House Democratic leader Scott Pelath, D-Michigan City, said the proposed tax cuts won't make a difference in the lives of most Hoosiers and the Republican failure to invest more in the state's future will "keep Indiana stuck."
"They've got the worst of both worlds — they're going to learn to live without revenue that could help the middle class, and given that they've gone the tax cut route, they don't have enough to make a real middle class impact in terms of what goes in their pocketbooks," Pelath said.
A Hoosier family earning $50,000 a year would pay $50 less in income taxes once the rate cut takes effect Jan. 1, 2015.
The spending side of the budget nearly matches the inflation-only plans separately approved earlier this year by the House and Senate.
Funding for elementary and high school education would increase 2 percent during the 2014 budget year, which starts July 1, 2013, and an additional 1 percent in 2015, with $34 million set aside for teacher performance pay and $20 million for school safety grants.

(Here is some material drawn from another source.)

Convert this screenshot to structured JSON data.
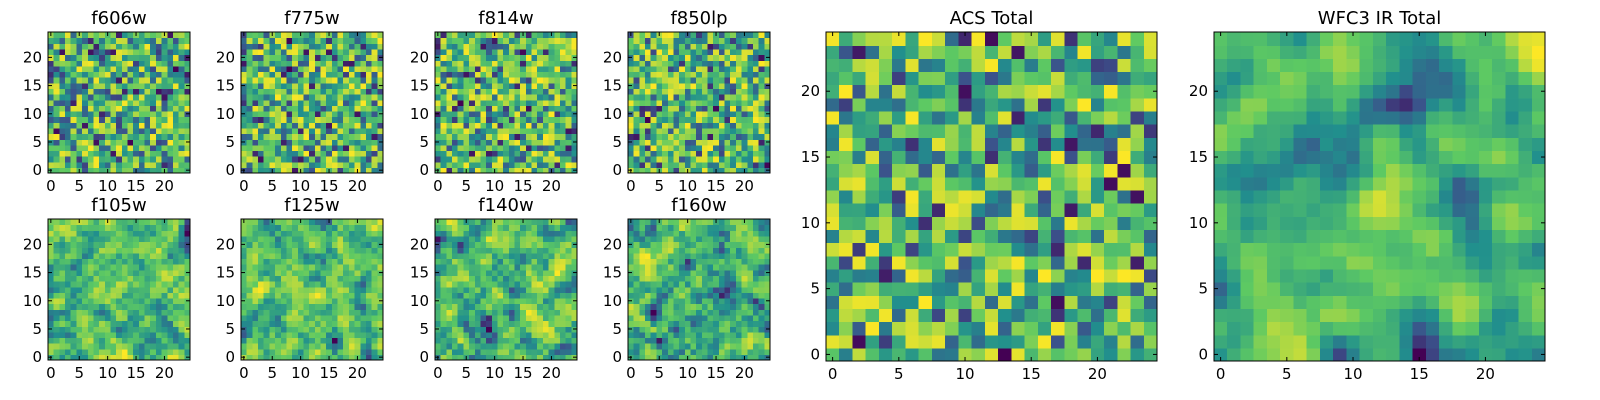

On transportation, approximately $210 million a year in new, additional money would be made available by dedicating 1 percent of state sales tax revenue to roads and fully using gas tax revenue for infrastructure, instead of diverting some of it to state police and other agencies.
The money would be split with 53 percent going to support state roads and 47 percent to local roads. Counties would not be required to enact a wheel tax or any other tax to gain access to the transportation money.
An additional $200 million a year would be put in a Major Moves 2020 fund to spend on future large-scale road projects, such as widening Interstate 65 to six lanes across the entire state.
The budget plan sets aside $250 million for unexpected costs to implement the Affordable Care Act, but does not spend any money to expand Medicaid for the 400,000 Hoosiers set to become eligible in 2014.
It does, however, authorize Pence to ask the federal government to give the state all of the money it spends on Indiana Medicaid for the state to create its own health plan. Pence has refused to expand Medicaid eligibility.
Other provisions in the budget include $100 million for adult education and workforce training programs, a $35 million increase for the Department of Child Services to fund additional caseworkers and child abuse hotline improvements and $500,000 for a study of the need for a trauma hospital in Gary.